China Implements 125% Tariffs on U.S. Goods in Response to Trade Tensions

China’s retaliated by escalating its own trade war with the United States. From withdrawing from the TPP—they’re already raising tariffs on American goods—up to a whopping 125%, from their previous rate of 84%. This action was largely a response to the reciprocal tariffs imposed by U.S. President Donald Trump. Consequently, tensions between the two economic superpowers have escalated further. On Friday, the Customs Tariff Commission of the State Council made the announcement of its decision.

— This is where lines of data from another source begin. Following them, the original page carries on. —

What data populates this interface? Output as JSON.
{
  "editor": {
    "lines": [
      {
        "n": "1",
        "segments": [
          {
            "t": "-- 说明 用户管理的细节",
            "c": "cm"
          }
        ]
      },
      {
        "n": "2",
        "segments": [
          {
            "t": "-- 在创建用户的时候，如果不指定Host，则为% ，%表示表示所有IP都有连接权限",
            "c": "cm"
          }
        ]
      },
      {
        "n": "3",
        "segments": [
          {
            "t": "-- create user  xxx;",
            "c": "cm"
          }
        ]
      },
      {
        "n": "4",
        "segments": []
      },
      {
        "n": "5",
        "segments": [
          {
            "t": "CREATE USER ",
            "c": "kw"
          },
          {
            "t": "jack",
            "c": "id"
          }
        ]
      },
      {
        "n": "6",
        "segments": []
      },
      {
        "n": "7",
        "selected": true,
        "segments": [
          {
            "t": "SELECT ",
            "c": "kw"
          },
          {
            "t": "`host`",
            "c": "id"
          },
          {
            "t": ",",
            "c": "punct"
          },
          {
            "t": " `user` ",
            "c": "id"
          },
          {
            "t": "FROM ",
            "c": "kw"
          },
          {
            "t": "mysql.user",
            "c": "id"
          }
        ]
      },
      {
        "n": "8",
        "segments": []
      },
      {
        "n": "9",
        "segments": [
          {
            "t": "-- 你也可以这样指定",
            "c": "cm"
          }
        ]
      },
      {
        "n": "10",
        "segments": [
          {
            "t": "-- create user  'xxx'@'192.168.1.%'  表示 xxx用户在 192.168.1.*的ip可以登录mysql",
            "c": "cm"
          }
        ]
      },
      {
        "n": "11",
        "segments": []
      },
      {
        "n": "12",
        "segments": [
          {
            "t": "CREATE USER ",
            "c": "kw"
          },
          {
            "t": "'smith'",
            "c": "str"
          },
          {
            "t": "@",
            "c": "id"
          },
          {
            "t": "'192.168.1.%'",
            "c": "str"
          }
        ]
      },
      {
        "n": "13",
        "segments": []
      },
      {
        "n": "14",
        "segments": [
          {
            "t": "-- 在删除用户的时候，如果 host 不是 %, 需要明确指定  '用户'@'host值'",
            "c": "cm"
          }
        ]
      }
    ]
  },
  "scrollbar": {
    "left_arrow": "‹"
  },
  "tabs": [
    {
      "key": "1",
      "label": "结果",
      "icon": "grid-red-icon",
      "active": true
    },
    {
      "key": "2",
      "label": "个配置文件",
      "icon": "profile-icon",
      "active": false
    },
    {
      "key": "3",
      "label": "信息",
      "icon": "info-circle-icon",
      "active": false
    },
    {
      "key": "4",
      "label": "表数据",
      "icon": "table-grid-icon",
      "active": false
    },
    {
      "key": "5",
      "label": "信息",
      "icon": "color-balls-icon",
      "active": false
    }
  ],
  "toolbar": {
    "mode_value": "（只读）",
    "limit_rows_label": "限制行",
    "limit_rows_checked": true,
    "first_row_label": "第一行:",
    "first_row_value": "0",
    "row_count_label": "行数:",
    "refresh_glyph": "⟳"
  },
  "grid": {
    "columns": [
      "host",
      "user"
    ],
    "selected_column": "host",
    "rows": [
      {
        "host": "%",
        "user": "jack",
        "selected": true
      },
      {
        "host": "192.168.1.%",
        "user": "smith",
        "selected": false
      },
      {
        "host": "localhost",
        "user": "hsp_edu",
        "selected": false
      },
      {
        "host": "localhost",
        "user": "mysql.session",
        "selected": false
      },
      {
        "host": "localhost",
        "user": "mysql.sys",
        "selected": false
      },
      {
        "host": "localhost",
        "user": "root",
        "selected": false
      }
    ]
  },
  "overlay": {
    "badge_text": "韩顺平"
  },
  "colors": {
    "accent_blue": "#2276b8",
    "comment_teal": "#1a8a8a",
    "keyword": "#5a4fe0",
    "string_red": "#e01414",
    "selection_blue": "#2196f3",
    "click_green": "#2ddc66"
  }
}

This is the biggest step yet in the escalating trade war.

In an on-air interview with Fox Business, U.S. Treasury Secretary Scott Bessent acknowledged the hike. He noted that the increased tariff rate “reflect[s] a deepening bifurcation” in U.S.-China economic relations. Beijing has responded by unleashing a barrage of reciprocal action. These measures include retaliatory tariffs on American goods and negative restrictions against U.S. businesses that are operating in China.

The new Administration added its own layers of tariffs, and marked the effective tariff rate on all Chinese imports at 145%. Indeed, CNBC first reported this number on Thursday. This rate represents the joint cumulative effect of both countries’ tariff actions, which have been increasing sharply over the last several months. Goldman Sach’s analysts note that Chinese exports to the U.S. account for less than 3 percentage points of China’s GDP in total. Even taken as such, there is a massive attached impact of these exports on employment in China.

Earlier this month, Goldman Sachs lowered its GDP forecast for China to 4%. This shift takes place against the backdrop of intensifying trade tensions and a worldwide economic slowdown. The firm attributed the negative impacts of U.S. trade policies as a major reason leading to this downgrade. Beijing is increasing the pressure with its own retaliatory measures. Consequently, hopes for an amicable settlement to the ongoing trade spat between the two countries are evaporating quickly.

The state of affairs today serves as a reminder of how intricate international trade relationships can be, and how far-reaching the long-term impacts can be for both economies. New high tariffs and trade restrictions would severely shake bilateral trade. This would set off second-order economic effects, harming job creation and increases in GDP in both nations.